Springtime Sealing Methods

It’s finally getting warmer outside, which means that it’s time to find other sealing methods without overloading your hair with product. Spring weather can be a mix of cold, hot, and humid so the methods that worked during the winter may not go so well this season. I’m going to go over a few products to seal your ends with that I think may help to ease the transition for your hair into spring.

Oils or Butters?

During the winter it’s critical for most naturals to use butters mixtures that include Shea to tame and seal the ends of their hair. The thick consistency of butter mixtures are a better blockade against the cold and help to seal moisture. During the spring and summer when the weather gets warmer, butters may actually have the opposite effect by weighing down the hair.

A good way to transition is to start using oils and gels to style your hair after you’ve moistened your locks with a bit of water. A few good oils that you might consider are:

  • Coconut Oil: A cult favorite because of the vitamins, pleasant smell, and cheap retail price – it can be purchased at almost any grocery store. The oil itself is already used as the primary ingredient in many popular products but it also works well as a stand alone remedy for frizz, sealing, and developing healthy hair. This oil contains fatty acids along with vitamins E and K.
  • Jojoba Oil: Another favorite that is often added to homemade and mass-produced products that can be used as a moisturizer.
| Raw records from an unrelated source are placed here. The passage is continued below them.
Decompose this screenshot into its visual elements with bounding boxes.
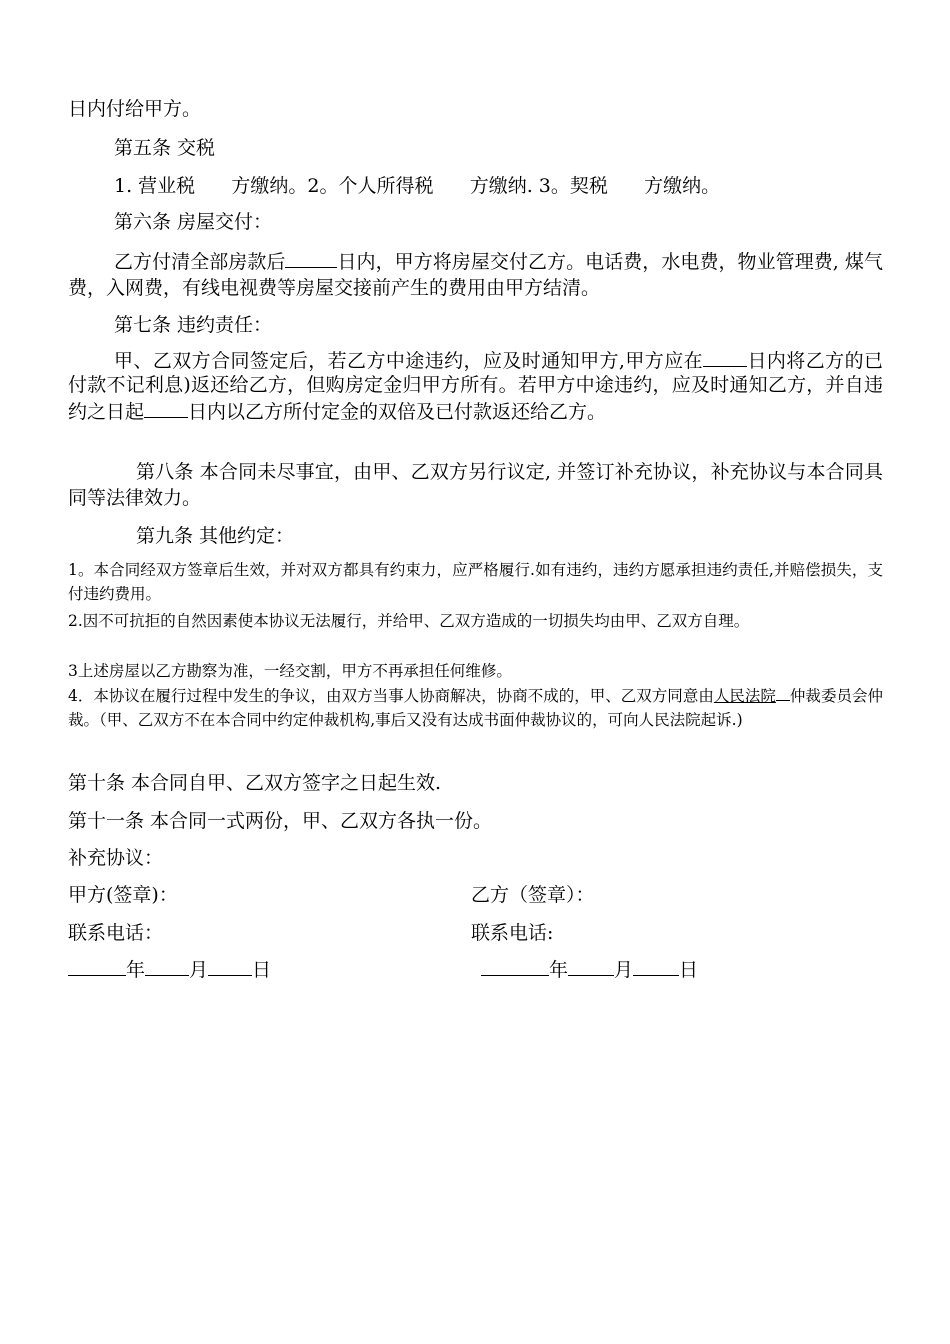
article-9-item-3: 3上述房屋以乙方勘察为准，一经交割，甲方不再承担任何维修。 [68, 662, 512, 680]
month-blank-a [145, 955, 189, 976]
article-9-item-2: 2.因不可抗拒的自然因素使本协议无法履行，并给甲、乙双方造成的一切损失均由甲、乙双方自理。 [68, 612, 750, 630]
date-row [68, 955, 883, 985]
article-10: 第十条 本合同自甲、乙双方签字之日起生效. [68, 772, 442, 794]
party-b-phone: 联系电话: [471, 922, 554, 944]
party-b-date [481, 955, 698, 985]
month-label-a: 月 [189, 959, 209, 981]
year-label-a: 年 [126, 959, 146, 981]
article-9-item-4-part-b: 仲裁委员会仲裁。（甲、乙双方不在本合同中约定仲裁机构,事后又没有达成书面仲裁协议的，可向人民法院起诉.) [68, 687, 883, 729]
month-blank-b [568, 955, 614, 976]
party-a-phone: 联系电话： [68, 922, 164, 944]
court-name: 人民法院 [713, 687, 776, 705]
day-blank-b [633, 955, 679, 976]
article-9-title: 第九条 其他约定： [136, 525, 295, 547]
article-7-body-part-b: 日内将乙方的已付款不记利息)返还给乙方，但购房定金归甲方所有。若甲方中途违约，应及时通知乙方，并自违约之日起 [68, 350, 883, 423]
day-blank-a [208, 955, 252, 976]
days-blank-1 [285, 247, 337, 268]
party-b-signature: 乙方（签章）： [471, 884, 595, 906]
signature-row [68, 880, 883, 910]
article-7-body-part-a: 甲、乙双方合同签定后，若乙方中途违约，应及时通知甲方,甲方应在 [114, 350, 704, 372]
days-blank-2 [703, 346, 747, 367]
article-9-item-4-part-a: 4．本协议在履行过程中发生的争议，由双方当事人协商解决，协商不成的，甲、乙双方同意由 [68, 687, 714, 705]
supplement-label: 补充协议： [68, 847, 164, 869]
days-blank-3 [144, 397, 188, 418]
month-label-b: 月 [614, 959, 634, 981]
party-a-signature: 甲方(签章)： [68, 884, 178, 906]
day-label-b: 日 [679, 959, 699, 981]
article-7-body [68, 346, 883, 424]
article-6-body-part-b: 日内，甲方将房屋交付乙方。电话费，水电费，物业管理费, 煤气费，入网费，有线电视费等房屋交接前产生的费用由甲方结清。 [68, 251, 883, 299]
article-7-title: 第七条 违约责任： [114, 314, 273, 336]
party-a-date [68, 959, 271, 981]
year-label-b: 年 [549, 959, 569, 981]
article-6-body [68, 247, 883, 301]
year-blank-a [68, 955, 126, 976]
article-11: 第十一条 本合同一式两份，甲、乙双方各执一份。 [68, 810, 493, 832]
article-5-title: 第五条 交税 [114, 137, 216, 159]
phone-row [68, 918, 883, 948]
court-blank [776, 684, 790, 701]
article-6-title: 第六条 房屋交付： [114, 211, 273, 233]
day-label-a: 日 [252, 959, 272, 981]
article-7-body-part-c: 日内以乙方所付定金的双倍及已付款返还给乙方。 [188, 401, 607, 423]
article-6-body-part-a: 乙方付清全部房款后 [114, 251, 286, 273]
text-line-continuation: 日内付给甲方。 [68, 98, 202, 120]
article-8: 第八条 本合同未尽事宜，由甲、乙双方另行议定, 并签订补充协议，补充协议与本合同具同等法律效力。 [68, 461, 883, 509]
article-9-item-1: 1。本合同经双方签章后生效，并对双方都具有约束力，应严格履行.如有违约，违约方愿承担违约责任,并赔偿损失，支付违约费用。 [68, 561, 883, 603]
article-9-item-4 [68, 684, 883, 732]
article-5-items: 1. 营业税 方缴纳。2。个人所得税 方缴纳. 3。契税 方缴纳。 [114, 175, 721, 197]
year-blank-b [481, 955, 549, 976]
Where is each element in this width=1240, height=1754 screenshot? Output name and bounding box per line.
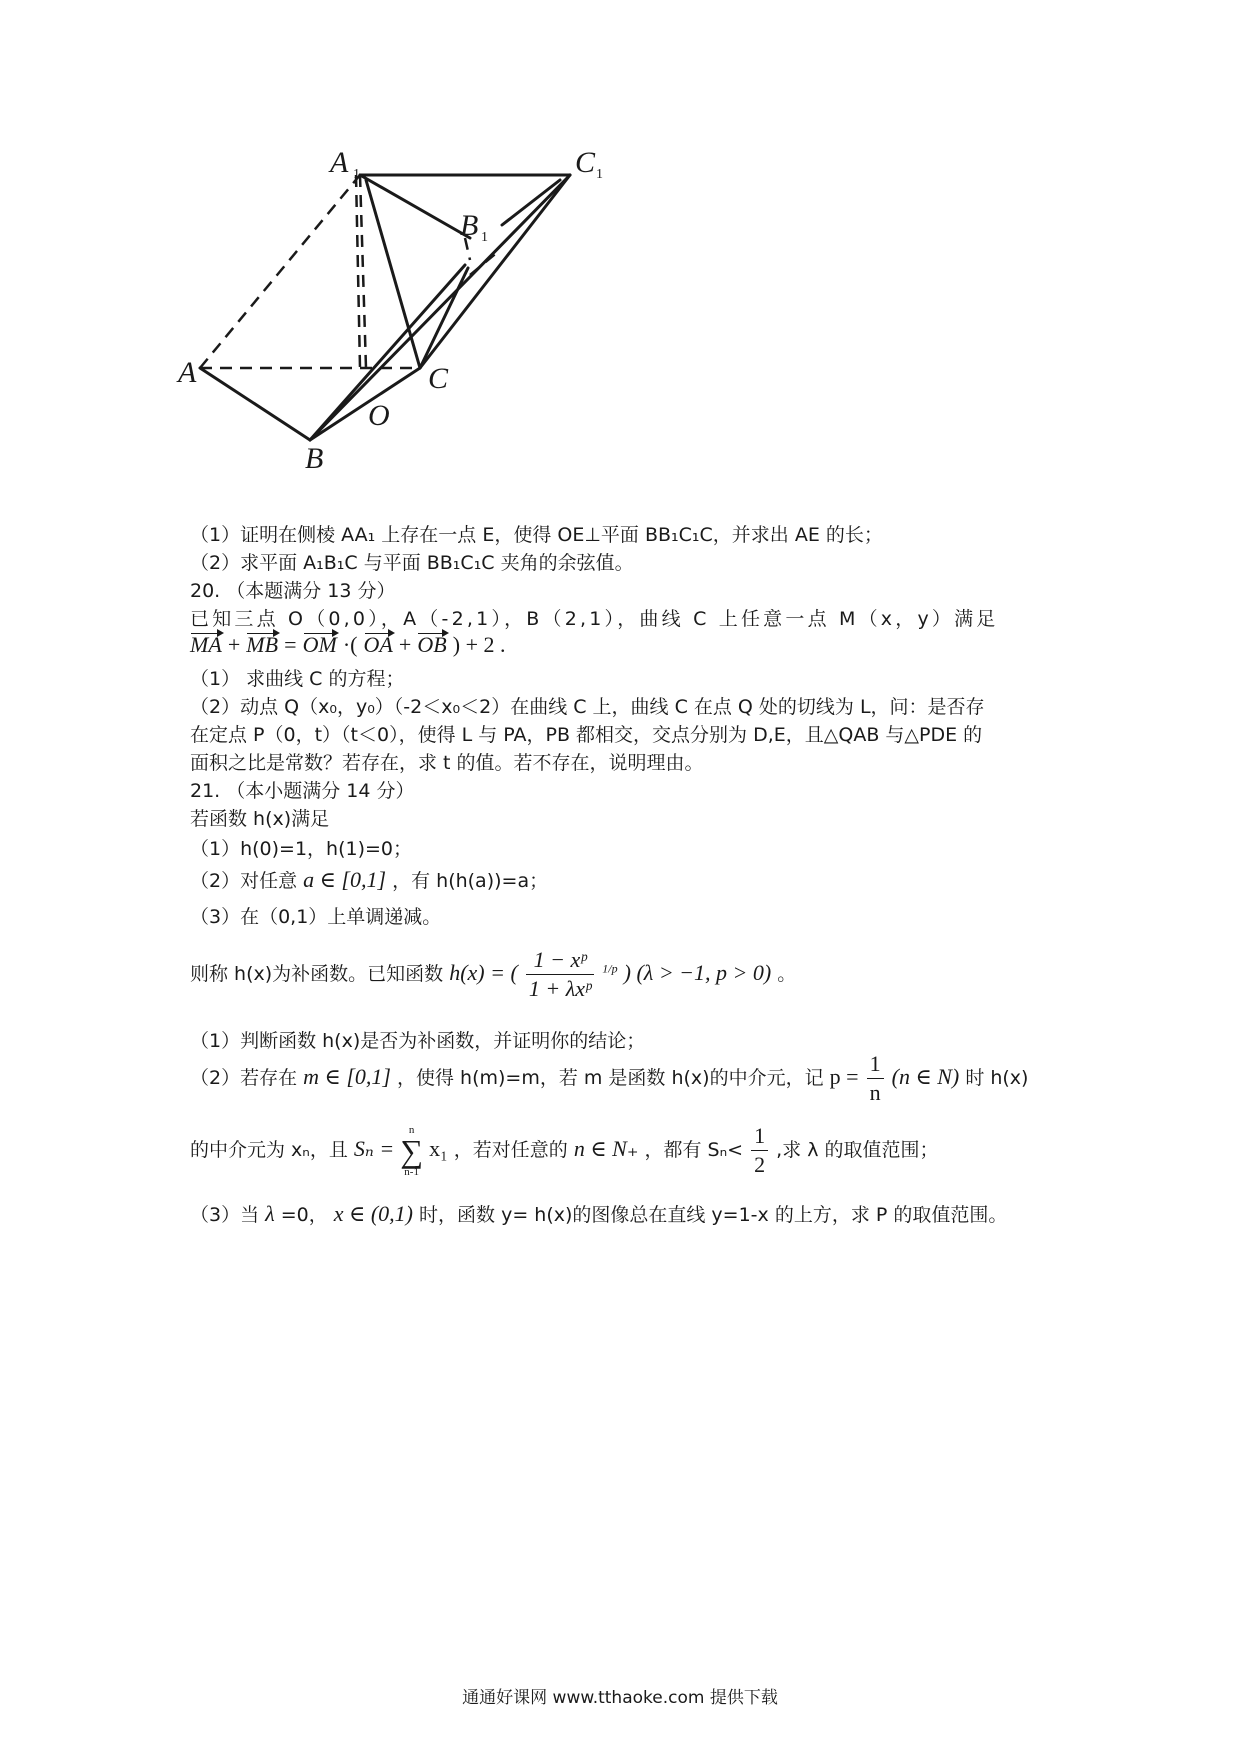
label-c: C (428, 362, 449, 395)
label-o: O (368, 399, 390, 432)
vector-ma: MA (190, 632, 222, 657)
cond2-post: ，有 h(h(a))=a； (392, 870, 549, 892)
edge-a-b (200, 368, 310, 440)
summation-symbol (400, 1124, 423, 1178)
q21-cond1: （1）h(0)=1，h(1)=0； (190, 838, 413, 860)
q20-part1: （1） 求曲线 C 的方程； (190, 668, 405, 690)
p2b-mid2: ，都有 Sₙ< (644, 1139, 744, 1161)
edge-c1-b (310, 175, 570, 440)
q21-cond2 (190, 866, 548, 893)
p2b-half-den: 2 (754, 1152, 766, 1177)
p2b-half-num: 1 (751, 1122, 768, 1151)
edge-a1-o (360, 175, 366, 368)
label-c1-sub: 1 (596, 167, 603, 182)
p2-mid: ，使得 h(m)=m，若 m 是函数 h(x)的中介元，记 (396, 1067, 824, 1089)
q20-part2-line3: 面积之比是常数？若存在，求 t 的值。若不存在，说明理由。 (190, 752, 704, 774)
q21-definition (190, 946, 796, 1003)
label-a: A (178, 356, 197, 389)
sum-lower: n-1 (404, 1165, 419, 1178)
p3-pre: （3）当 (190, 1204, 260, 1226)
label-b1-sub: 1 (481, 230, 488, 245)
page-footer: 通通好课网 www.tthaoke.com 提供下载 (462, 1688, 778, 1708)
q21-part2-line1 (190, 1050, 1028, 1107)
label-a1: A (330, 146, 349, 179)
edge-a1-c (366, 180, 420, 368)
q21-part1: （1）判断函数 h(x)是否为补函数，并证明你的结论； (190, 1030, 646, 1052)
p2b-x: x₁ (429, 1136, 448, 1161)
def-exponent: 1/p (602, 961, 618, 976)
p2b-pre: 的中介元为 xₙ，且 (190, 1139, 348, 1161)
prism-diagram (178, 146, 700, 530)
q20-stem: 已知三点 O（0,0），A（-2,1），B（2,1），曲线 C 上任意一点 M（x，y）满足 (190, 608, 999, 630)
formula-dot: ·( (342, 632, 358, 657)
def-fraction (526, 946, 594, 1003)
edge-b1-c1 (502, 180, 560, 225)
q19-part2: （2）求平面 A₁B₁C 与平面 BB₁C₁C 夹角的余弦值。 (190, 552, 634, 574)
def-lhs: h(x) = ( (449, 960, 518, 985)
p3-tail: 时，函数 y= h(x)的图像总在直线 y=1-x 的上方，求 P 的取值范围。 (419, 1204, 1008, 1226)
q19-part1: （1）证明在侧棱 AA₁ 上存在一点 E，使得 OE⊥平面 BB₁C₁C，并求出 AE 的长； (190, 524, 883, 546)
p2-pre: （2）若存在 (190, 1067, 298, 1089)
q21-part3 (190, 1200, 1007, 1227)
q21-cond3: （3）在（0,1）上单调递减。 (190, 906, 442, 928)
edge-a1-b1 (360, 175, 470, 238)
q21-intro: 若函数 h(x)满足 (190, 808, 330, 830)
vector-ob: OB (417, 632, 447, 657)
formula-tail: ) + 2 . (452, 632, 506, 657)
label-b: B (305, 442, 324, 475)
p3-x: x ∈ (0,1) (333, 1201, 413, 1226)
p2-n: (n ∈ N) (891, 1064, 960, 1089)
cond2-math: a ∈ [0,1] (303, 867, 387, 892)
vector-oa: OA (363, 632, 393, 657)
p2-fraction (867, 1050, 884, 1107)
p2-frac-den: n (869, 1080, 881, 1105)
p2-tail: 时 h(x) (965, 1067, 1029, 1089)
label-c1: C (575, 146, 596, 179)
edge-c-b1 (420, 268, 468, 368)
sigma-icon: ∑ (400, 1132, 424, 1169)
q20-part2-line2: 在定点 P（0，t）（t＜0），使得 L 与 PA，PB 都相交，交点分别为 D,E，且△QAB 与△PDE 的 (190, 724, 983, 746)
p3-lambda: λ (265, 1201, 275, 1226)
formula-plus2: + (398, 632, 412, 657)
p2-frac-num: 1 (867, 1050, 884, 1079)
p2-p: p = (829, 1064, 859, 1089)
def-numerator: 1 − xᵖ (526, 946, 594, 975)
edge-a1-o2 (356, 175, 360, 368)
sum-upper: n (408, 1123, 415, 1136)
def-denominator: 1 + λxᵖ (528, 976, 592, 1001)
formula-eq: = (284, 632, 297, 657)
p2b-n: n ∈ N₊ (573, 1136, 639, 1161)
label-b1: B (460, 209, 479, 242)
cond2-pre: （2）对任意 (190, 870, 298, 892)
q21-heading: 21. （本小题满分 14 分） (190, 780, 415, 802)
p2b-tail: ,求 λ 的取值范围； (776, 1139, 939, 1161)
formula-plus: + (227, 632, 241, 657)
def-post: 。 (777, 963, 797, 985)
p2b-s: Sₙ = (353, 1136, 395, 1161)
p3-mid: =0， (280, 1204, 328, 1226)
p2b-half (751, 1122, 768, 1179)
edge-c-c1 (420, 175, 570, 368)
vector-om: OM (302, 632, 337, 657)
q20-part2-line1: （2）动点 Q（x₀，y₀）（-2＜x₀＜2）在曲线 C 上，曲线 C 在点 Q 处的切线为 L，问：是否存 (190, 696, 985, 718)
vector-mb: MB (246, 632, 279, 657)
def-condition: ) (λ > −1, p > 0) (623, 960, 772, 985)
p2b-mid: ，若对任意的 (453, 1139, 568, 1161)
edge-a-a1 (200, 175, 360, 368)
label-a1-sub: 1 (353, 167, 360, 182)
q20-heading: 20. （本题满分 13 分） (190, 580, 396, 602)
prism-figure-svg (178, 146, 700, 530)
def-pre: 则称 h(x)为补函数。已知函数 (190, 963, 444, 985)
q20-formula (190, 632, 505, 658)
q21-part2-line2 (190, 1122, 939, 1179)
p2-m: m ∈ [0,1] (303, 1064, 391, 1089)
This oil provides the nourishing qualities of vitamins A, E, and D by creating a barrier for your hair against the elements. This oil is also perfect as an addition to hot oil treatments as it promotes hair growth and health.

    Jojoba is one of the best moisturizing oils that I've ever tried.

    Jojoba is one of the best moisturizing oils that I’ve ever tried.

  • Grape Seed Oil: This lightweight and affordable oil works well in combating frizz, dandruff, and promotes hair growth.  This oil is also good for sealing and hot oil treatments as it moisturizes hair from the roots. Just a few of the nutrients that this oil provides are vitamin E and Omega fatty acids 3 and 6.
  • Castor Oil: Thicker in constancy than the other listed oils, this is perfect for the summer or winter months because of that fact. Because it is thicker, think almost like honey, it is also stickier than other oils, so this one can be used in moderation. Because of its smell, some people like to mix it with other essential oils, such as peppermint or lavender. It is also a strong anti-fungal treatment so it may cause a bit of itching for some users, the addition of essential oils can help to lessen this effect. Castor oil is a strong sealant and is perfect for hot oil treatments and to promote hair growth. It contains minerals, proteins, and vitamin E.

    Extremely thick and perfect for sealing those ends.

    Extremely thick and perfect for sealing those ends.

On top of one of these oils, I’ll also use a strong gel that can hold a twist out style once I step out into the heat. I’ve tried a few different brands but my all-time favorite is actually something that can be purchased at any Sally’s Beauty supply store for around five bucks. I’m talking about Eco Styler Gel; it is my precious baby, preferably the one with protein.

Eco Styler with Protein Gel

The addition of protein for hair strengthening.

When I first started using gels, I tried to do a homemade flax seed gel from, you guessed it, a YouTube video. But it flopped big time. Not only did it do nothing to hold a curl for me but it left my hair feeling sticky and awkwardly dry. So I went to Sally’s and bought two big jars of the Pink and Brown Eco Styler Gel for $5 a jar. I’m still using them both, not bad considering that I bought them back in December and I haven’t even reached the halfway point of either jar.

Now, I didn’t even bother to read the ingredients in either of these products but later in the week I will show you the difference that I get between using each gel. I’ve found that they have the same hold and don’t really leave behind a “crunchy” feeling that most gels have after drying. I have found that for some reason the Pink gel takes longer to dry on my hair than the Brown gel, I don’t know why that is but I’m assuming that it has something to do with the addition of protein in the latter mentioned product.

Well, these are my favorite oils and gels that I use for the warmer weather. Although what works for my hair may not do that same for yours, it’s always worth a shot to try it out a least. It’s also better than spending upwards of $30 on a product that may not even hold a curl on your head. As always, stick with works best for you and happy hair journey!